Вернувшись к Стефанеку, я обнаружил, что в его квартире все вверх дном. Сам Стефанек, обдолбанно-тормознутый, сидел на полу, окруженный обрывками раскрашенной бумаги, и плакал. На секунду я открыл глаза на все это, но увиденное мне так не понравилось, что я снова ослеп. Начинать разговор было тягостно. Я предпочел бы просто слинять и вернуться, когда дела изменятся к лучшему, но уже сомневался, что какие-то улучшения вообще будут. Поэтому обреченно вздохнул и спросил:
– Что случилось?
– Ты уехал, и все стало плохо-плохо, совсем невыносимо.
– Я отсутствовал не больше шести часов. Ты мог бы заняться делом, Стефанек. В учебники бы заглянул, что ли.
Стефанек умел рыдать. Его слезы были крупные, как горошины. К тому же он проливал их слишком часто, что раздражало. В то же время… все его чувства были открыты, даже те, которые он хотел бы утаить. Если ему было весело, он не мог не смеяться, а если было грустно, он не мог не плакать. Его кретинская искренность не в первый раз заставила меня смягчиться.
– Зачем ты порвал свои рисунки?
– Они убогие, никчемные. Я смотрю на них и все их ненавижу, – он мог рассуждать в таком духе по полтора часа. Он был абсолютно одержим идеей собственной неполноценности.
Вполуха слушая его нытье, я осматривал комнату. Ни один предмет не остался на своем месте. У Стефанека была привычка хватать и швырять все что под руку попадется, когда распсихуется. Он только при мне перебил тонну посуды. Однажды мне это надоело, и я пообещал ему, что в следующий раз куплю сразу два новых набора тарелок, чтобы один из них разбить о его голову. Не то чтобы посуда была так уж нужна – ели мы все реже, но когда в ней все-таки возникала потребность, я находил одни осколки.
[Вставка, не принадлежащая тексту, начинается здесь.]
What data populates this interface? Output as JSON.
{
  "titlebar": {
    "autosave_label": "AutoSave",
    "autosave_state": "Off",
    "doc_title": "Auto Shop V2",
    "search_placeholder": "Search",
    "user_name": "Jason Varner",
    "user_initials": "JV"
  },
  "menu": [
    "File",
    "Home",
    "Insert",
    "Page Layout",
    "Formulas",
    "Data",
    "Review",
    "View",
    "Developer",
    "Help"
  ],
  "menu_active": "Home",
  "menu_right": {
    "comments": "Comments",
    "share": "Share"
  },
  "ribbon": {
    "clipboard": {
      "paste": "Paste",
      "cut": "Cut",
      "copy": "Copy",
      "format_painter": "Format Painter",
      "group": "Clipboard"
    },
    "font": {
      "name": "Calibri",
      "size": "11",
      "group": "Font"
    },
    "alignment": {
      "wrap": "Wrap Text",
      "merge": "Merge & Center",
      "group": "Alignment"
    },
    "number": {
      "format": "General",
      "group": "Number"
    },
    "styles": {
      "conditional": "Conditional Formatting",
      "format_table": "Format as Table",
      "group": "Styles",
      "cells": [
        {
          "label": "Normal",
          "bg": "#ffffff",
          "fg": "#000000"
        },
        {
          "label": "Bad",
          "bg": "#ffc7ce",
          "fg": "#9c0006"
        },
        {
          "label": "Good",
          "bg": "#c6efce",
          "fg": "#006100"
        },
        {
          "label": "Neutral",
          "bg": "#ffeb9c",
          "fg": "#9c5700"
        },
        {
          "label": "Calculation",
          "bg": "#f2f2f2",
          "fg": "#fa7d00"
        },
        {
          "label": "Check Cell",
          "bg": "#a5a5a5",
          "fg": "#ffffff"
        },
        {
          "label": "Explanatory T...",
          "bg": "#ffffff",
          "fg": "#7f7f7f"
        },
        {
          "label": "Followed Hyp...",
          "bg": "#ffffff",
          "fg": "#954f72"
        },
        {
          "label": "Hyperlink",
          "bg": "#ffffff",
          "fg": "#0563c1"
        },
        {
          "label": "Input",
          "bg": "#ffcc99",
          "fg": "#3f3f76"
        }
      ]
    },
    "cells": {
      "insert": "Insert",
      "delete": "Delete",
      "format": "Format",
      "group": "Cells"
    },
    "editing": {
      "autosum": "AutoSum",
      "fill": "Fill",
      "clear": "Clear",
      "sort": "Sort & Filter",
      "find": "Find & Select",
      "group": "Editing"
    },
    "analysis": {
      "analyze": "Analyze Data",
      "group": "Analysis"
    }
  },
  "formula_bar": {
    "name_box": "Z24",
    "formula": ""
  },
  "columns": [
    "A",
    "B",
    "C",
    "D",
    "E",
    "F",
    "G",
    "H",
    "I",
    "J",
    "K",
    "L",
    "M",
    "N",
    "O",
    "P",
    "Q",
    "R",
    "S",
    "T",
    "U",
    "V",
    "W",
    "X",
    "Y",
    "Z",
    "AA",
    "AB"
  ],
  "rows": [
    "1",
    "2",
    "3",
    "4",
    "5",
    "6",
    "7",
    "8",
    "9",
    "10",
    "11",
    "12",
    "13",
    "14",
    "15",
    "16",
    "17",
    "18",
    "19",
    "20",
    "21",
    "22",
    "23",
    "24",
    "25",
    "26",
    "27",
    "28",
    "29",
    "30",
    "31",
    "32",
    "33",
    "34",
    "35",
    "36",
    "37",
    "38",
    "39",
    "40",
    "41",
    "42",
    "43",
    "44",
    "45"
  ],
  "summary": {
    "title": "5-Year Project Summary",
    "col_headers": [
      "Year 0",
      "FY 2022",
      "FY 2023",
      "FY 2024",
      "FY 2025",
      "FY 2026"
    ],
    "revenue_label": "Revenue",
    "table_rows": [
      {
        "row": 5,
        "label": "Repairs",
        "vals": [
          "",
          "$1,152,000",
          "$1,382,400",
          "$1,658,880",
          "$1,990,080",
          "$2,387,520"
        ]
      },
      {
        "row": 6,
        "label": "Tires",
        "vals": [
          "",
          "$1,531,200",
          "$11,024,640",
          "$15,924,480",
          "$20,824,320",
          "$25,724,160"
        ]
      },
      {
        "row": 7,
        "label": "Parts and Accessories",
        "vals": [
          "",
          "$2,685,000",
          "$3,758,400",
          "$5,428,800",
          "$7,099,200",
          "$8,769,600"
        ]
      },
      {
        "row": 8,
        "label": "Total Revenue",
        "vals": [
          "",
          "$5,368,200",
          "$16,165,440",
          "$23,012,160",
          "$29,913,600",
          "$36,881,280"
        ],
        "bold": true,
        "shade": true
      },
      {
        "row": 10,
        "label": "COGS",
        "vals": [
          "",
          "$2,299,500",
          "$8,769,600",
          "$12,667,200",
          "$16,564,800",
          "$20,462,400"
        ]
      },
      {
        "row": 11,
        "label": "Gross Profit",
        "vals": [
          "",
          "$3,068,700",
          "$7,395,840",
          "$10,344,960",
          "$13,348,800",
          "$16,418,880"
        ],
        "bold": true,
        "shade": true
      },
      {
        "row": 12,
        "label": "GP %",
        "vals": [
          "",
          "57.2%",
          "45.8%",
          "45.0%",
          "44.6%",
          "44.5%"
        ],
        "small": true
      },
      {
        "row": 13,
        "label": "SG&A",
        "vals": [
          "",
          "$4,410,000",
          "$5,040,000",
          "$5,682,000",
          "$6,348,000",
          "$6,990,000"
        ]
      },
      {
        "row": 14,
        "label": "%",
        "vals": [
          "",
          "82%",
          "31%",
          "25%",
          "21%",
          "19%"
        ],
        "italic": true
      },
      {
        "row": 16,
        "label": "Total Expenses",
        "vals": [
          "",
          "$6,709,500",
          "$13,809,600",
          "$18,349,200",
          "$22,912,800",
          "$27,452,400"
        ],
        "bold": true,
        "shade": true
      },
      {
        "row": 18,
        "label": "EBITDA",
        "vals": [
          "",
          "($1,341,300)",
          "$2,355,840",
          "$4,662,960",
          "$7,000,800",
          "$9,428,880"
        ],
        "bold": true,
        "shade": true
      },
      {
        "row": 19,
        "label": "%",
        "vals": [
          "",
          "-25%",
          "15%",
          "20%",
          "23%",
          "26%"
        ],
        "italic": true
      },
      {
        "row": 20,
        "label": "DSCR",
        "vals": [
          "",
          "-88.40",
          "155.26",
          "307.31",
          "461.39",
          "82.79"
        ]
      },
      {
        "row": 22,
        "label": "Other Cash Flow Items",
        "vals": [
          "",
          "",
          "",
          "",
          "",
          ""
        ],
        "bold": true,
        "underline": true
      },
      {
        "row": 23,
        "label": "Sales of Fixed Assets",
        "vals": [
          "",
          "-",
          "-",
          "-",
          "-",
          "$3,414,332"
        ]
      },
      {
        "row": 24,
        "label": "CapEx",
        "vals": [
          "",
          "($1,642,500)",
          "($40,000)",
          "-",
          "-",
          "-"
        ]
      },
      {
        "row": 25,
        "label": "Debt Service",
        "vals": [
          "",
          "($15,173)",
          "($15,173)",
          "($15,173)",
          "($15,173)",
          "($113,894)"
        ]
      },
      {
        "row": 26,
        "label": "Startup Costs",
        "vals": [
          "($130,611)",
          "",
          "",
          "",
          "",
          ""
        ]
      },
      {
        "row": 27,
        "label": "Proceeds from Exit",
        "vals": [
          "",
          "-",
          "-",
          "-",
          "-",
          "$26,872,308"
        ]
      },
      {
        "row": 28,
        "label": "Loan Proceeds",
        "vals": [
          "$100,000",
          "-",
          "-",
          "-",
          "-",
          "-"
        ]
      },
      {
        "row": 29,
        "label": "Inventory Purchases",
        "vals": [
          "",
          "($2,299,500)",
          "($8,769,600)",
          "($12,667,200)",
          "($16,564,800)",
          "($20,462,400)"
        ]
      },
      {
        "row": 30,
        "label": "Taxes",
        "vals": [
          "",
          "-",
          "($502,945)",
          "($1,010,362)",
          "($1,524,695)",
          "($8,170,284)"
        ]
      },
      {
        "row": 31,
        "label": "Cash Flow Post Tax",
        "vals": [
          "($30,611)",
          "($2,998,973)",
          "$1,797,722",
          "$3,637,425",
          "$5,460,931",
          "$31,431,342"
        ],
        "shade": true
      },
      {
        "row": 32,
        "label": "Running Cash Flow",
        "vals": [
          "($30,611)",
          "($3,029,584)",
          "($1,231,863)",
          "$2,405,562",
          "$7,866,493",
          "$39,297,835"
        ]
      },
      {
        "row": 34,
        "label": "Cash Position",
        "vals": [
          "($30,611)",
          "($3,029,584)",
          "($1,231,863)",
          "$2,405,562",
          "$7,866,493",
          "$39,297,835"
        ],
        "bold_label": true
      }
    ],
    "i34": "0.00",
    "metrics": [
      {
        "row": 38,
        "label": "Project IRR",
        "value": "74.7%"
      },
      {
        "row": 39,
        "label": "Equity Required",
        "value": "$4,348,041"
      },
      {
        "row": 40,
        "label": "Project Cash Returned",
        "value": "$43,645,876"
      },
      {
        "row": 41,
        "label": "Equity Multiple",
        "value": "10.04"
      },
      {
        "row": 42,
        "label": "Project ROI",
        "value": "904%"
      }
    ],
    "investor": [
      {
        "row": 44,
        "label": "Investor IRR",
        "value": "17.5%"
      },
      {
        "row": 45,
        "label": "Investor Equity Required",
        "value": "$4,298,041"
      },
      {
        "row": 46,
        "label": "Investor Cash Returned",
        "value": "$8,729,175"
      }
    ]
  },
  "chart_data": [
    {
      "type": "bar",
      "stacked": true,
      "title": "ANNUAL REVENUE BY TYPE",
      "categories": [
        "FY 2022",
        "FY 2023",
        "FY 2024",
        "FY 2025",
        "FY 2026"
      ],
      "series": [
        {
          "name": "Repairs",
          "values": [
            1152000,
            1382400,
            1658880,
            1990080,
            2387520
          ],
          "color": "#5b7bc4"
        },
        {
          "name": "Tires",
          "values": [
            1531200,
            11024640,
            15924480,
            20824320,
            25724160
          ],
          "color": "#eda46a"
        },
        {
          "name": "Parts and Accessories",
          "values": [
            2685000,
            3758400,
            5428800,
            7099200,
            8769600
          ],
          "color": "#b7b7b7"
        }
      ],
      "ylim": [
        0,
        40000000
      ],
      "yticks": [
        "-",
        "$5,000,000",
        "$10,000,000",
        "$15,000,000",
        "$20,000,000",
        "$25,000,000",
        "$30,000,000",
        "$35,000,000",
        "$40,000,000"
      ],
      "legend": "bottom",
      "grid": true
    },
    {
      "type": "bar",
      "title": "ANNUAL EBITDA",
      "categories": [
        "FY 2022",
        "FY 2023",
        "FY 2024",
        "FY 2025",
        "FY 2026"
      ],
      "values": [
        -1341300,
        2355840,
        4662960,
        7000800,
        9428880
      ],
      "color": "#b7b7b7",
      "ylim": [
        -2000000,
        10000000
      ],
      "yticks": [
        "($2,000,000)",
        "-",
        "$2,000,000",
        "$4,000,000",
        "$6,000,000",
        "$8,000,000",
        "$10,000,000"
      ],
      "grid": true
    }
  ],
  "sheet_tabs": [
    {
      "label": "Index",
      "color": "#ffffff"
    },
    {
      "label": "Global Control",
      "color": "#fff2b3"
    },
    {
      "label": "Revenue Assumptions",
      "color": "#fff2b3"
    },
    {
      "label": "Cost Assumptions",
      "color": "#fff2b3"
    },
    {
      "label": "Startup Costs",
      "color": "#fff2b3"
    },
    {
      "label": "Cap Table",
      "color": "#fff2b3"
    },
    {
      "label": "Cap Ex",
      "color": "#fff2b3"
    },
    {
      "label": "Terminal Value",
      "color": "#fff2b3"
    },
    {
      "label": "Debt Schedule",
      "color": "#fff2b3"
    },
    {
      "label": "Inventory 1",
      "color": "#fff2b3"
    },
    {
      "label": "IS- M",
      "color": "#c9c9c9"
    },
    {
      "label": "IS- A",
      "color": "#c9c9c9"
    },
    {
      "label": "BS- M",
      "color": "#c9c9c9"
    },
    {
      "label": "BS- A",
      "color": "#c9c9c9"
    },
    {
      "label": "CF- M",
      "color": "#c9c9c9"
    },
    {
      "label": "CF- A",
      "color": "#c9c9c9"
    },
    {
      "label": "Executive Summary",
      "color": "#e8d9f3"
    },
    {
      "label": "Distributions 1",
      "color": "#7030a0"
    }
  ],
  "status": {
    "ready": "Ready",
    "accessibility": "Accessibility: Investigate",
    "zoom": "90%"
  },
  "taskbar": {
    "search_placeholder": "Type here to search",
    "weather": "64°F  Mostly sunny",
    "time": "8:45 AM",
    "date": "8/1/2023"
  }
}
– Они втаптывают мой фильм в дерьмо, и я думаю – а вдруг они правы? Вдруг папочка прав, и я всего лишь ничтожество, возомнившее о себе невесть что?
Мне никого не было жалко, плевал я на всех. Но когда Стефанек выглядел таким зареванным и растерянным, мне становилось не по себе. А потом становилось не по себе уже из-за того, что стало не по себе.
Я тоскливо оглянулся на входную дверь, еще раз подавил импульс сбежать, и сел на пол рядом со Стефанеком.
– Не все плохо, что они ругают, Стеф. Они мудаки. И твой папаша тоже.
– И все же я бездарь. Наверное. Даже думать страшно. Я боюсь этого больше всего.
– Ты талантливый. Твой фильм… он… – у меня язык не поворачивался сказать «хороший». – В нем что-то есть. Мне нравится, как ты пишешь. Ты отлично рисуешь, просто здорово.
Он зажмурился.
– Этого недостаточно.
У меня не было слов, чтобы продолжать убеждать его, потому что в действительности я редко думал на эту тему – есть у него талант или нет, меня это интересовало меньше прогноза погоды. Но почему-то я чувствовал сожаление.
Стефанек поднялся и ушел в ванную. Я проводил его взглядом. Маленький, в дырявом свитере на три размера больше, он выглядел каким-то совсем несуразным. Я успел соскучиться по нему, и от этого мне становилось страшно. В поле зрения попал низенький столик, на нем использованный шприц. В этой квартире жили наркоманы, которые уже перестали стесняться. Я отвернулся и уперся взглядом в рисунок Стефанека, разорванный на восемь частей, разбросанных по полу.